In the summer of 2018 wildfires tore through British Columbia, leaving the city of Kelowna enveloped in smoke. Composer and singer Ian William Craig, who had temporarily relocated there from his Vancouver home, recorded what would become Red Sun Through Smoke. Craig’s grandfather had moved to a long-term care facility, and Craig decided to use his grandfather’s house as a makeshift recording studio, and the piano there as the album’s cornerstone. The morning after Craig arrived, his grandfather was relocated to palliative care because of the effects of the smoke on his health.

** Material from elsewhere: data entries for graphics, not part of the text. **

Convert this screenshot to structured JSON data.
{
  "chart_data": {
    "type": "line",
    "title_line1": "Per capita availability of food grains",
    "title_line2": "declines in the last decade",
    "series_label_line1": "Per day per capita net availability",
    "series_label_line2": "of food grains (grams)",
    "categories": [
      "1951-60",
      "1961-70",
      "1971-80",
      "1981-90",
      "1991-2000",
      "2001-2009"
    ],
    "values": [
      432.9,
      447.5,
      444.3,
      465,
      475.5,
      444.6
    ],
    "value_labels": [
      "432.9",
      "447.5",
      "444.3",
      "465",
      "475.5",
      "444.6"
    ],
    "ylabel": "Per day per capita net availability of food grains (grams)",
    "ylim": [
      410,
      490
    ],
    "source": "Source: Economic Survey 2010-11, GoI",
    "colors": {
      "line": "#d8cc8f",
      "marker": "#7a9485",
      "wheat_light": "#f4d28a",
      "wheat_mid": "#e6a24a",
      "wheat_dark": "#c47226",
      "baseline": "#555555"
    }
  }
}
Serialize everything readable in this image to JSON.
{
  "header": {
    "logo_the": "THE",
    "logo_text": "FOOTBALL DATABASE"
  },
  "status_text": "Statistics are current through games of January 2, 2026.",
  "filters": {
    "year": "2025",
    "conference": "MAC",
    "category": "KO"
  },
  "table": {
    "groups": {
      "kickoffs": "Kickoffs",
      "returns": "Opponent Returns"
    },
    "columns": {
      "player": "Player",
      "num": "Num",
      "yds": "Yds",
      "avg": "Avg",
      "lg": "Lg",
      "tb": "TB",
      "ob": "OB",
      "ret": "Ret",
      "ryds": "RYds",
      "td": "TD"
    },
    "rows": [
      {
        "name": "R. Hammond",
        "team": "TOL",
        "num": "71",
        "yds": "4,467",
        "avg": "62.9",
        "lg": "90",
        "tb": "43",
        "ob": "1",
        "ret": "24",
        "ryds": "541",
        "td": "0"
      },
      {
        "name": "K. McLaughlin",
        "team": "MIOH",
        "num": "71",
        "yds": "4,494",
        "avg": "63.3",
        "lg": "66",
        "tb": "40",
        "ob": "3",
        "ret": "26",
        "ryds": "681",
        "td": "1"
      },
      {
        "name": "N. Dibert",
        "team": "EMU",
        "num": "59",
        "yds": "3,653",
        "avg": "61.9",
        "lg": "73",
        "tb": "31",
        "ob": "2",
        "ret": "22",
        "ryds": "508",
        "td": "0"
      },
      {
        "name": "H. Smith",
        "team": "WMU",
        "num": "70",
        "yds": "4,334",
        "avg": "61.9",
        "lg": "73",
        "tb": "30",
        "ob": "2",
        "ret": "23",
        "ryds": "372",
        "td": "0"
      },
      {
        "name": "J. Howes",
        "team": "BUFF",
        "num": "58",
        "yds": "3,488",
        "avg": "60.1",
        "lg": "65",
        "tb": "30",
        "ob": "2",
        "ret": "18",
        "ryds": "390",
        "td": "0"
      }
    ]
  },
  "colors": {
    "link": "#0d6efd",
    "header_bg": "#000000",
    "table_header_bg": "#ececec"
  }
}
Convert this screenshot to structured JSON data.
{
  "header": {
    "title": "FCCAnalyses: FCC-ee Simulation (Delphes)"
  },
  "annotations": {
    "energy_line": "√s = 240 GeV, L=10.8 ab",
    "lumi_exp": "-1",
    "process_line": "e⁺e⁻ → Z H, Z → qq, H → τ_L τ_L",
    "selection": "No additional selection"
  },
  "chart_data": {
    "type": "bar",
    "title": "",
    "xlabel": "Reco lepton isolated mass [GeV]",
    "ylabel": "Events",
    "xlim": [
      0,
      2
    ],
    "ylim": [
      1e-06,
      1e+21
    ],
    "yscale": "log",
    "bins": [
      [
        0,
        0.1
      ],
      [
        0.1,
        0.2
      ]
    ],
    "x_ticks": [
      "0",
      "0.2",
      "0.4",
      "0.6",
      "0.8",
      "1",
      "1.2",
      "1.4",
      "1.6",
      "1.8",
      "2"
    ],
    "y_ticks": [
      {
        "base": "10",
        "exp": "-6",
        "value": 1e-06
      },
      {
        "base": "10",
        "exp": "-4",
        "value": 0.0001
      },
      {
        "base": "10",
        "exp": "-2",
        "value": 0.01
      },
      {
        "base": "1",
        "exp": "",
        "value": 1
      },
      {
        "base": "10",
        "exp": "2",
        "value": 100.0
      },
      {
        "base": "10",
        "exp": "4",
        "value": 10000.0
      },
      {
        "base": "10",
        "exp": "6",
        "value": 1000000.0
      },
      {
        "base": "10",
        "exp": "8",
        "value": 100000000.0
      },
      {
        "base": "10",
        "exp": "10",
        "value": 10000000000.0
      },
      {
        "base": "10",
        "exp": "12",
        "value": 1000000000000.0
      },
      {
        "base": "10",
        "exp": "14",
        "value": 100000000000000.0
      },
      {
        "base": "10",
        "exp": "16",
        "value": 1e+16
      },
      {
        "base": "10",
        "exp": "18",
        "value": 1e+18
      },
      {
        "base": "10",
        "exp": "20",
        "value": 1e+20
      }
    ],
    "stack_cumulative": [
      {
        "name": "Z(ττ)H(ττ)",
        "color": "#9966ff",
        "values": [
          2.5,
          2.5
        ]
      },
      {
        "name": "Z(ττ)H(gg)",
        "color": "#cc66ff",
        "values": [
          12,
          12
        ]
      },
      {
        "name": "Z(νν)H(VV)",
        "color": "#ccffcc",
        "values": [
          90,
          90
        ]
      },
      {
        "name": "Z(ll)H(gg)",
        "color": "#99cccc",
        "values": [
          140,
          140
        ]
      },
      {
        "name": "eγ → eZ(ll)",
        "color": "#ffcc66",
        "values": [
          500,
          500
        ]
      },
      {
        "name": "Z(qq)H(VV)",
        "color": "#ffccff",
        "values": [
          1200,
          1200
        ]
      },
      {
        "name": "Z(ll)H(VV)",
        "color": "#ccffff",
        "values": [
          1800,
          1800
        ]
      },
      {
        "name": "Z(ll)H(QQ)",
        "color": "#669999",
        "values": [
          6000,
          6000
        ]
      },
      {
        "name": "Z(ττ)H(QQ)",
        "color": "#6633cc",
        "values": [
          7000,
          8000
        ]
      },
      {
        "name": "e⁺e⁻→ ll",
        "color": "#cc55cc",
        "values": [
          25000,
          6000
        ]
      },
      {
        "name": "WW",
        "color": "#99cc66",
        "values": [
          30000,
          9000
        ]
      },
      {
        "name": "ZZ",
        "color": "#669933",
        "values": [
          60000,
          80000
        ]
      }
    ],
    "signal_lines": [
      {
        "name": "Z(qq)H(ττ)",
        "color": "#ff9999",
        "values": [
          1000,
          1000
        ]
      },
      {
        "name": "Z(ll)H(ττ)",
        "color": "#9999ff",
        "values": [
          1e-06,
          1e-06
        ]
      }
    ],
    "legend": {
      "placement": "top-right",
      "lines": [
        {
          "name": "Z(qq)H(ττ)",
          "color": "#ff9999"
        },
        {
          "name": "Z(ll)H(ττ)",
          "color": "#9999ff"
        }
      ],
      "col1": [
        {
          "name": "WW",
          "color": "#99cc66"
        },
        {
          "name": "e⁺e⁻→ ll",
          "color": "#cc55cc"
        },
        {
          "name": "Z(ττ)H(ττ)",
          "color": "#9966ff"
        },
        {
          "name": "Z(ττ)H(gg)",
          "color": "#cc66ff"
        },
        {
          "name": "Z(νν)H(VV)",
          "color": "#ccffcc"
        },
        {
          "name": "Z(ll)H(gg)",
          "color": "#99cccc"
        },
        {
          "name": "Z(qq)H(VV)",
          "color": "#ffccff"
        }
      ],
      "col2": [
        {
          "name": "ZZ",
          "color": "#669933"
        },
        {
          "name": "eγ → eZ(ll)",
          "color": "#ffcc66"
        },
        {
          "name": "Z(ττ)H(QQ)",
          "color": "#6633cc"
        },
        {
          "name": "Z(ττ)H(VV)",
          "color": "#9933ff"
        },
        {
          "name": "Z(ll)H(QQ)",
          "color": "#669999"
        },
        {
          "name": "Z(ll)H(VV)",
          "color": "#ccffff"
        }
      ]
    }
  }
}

One week later, he passed away.
 
Grief’s intense ache is felt throughout Red Sun Through Smoke. Standout piano ballads like “Weight” and the album closer “Stories” find Craig meditating on the role of memories. “The Smokefallen” begins sounding clean, but eventually—mirroring Kelowna’s air—it grows thick with coarse, tape-deck-produced distortion. A stunning collision of pain happens on the minimalist “Supper” as Craig traces, like a finger along a scratch on a table, a simple piano melody with his voice, singing, “We had grief for supper.”
 
At the same time as the tragic circumstances attending the creation of Red Sun Through Smoke unfolded, Craig was basking in the soft glow of a new relationship. In a noticeable but satisfying shift away from the dense dronescapes of Craigs past recordings, his happiness finds its way into this latest record, which sounds surprisingly light at times. The piano and Craig’s vocals are relatively undisturbed, while songs like the meditative “Far and Then Farther” have the feel of falling into a feathery pillow. With expert precision, Craig balances lightness and darkness on Red Sun Through Smoke to make a powerful meditation on love and loss.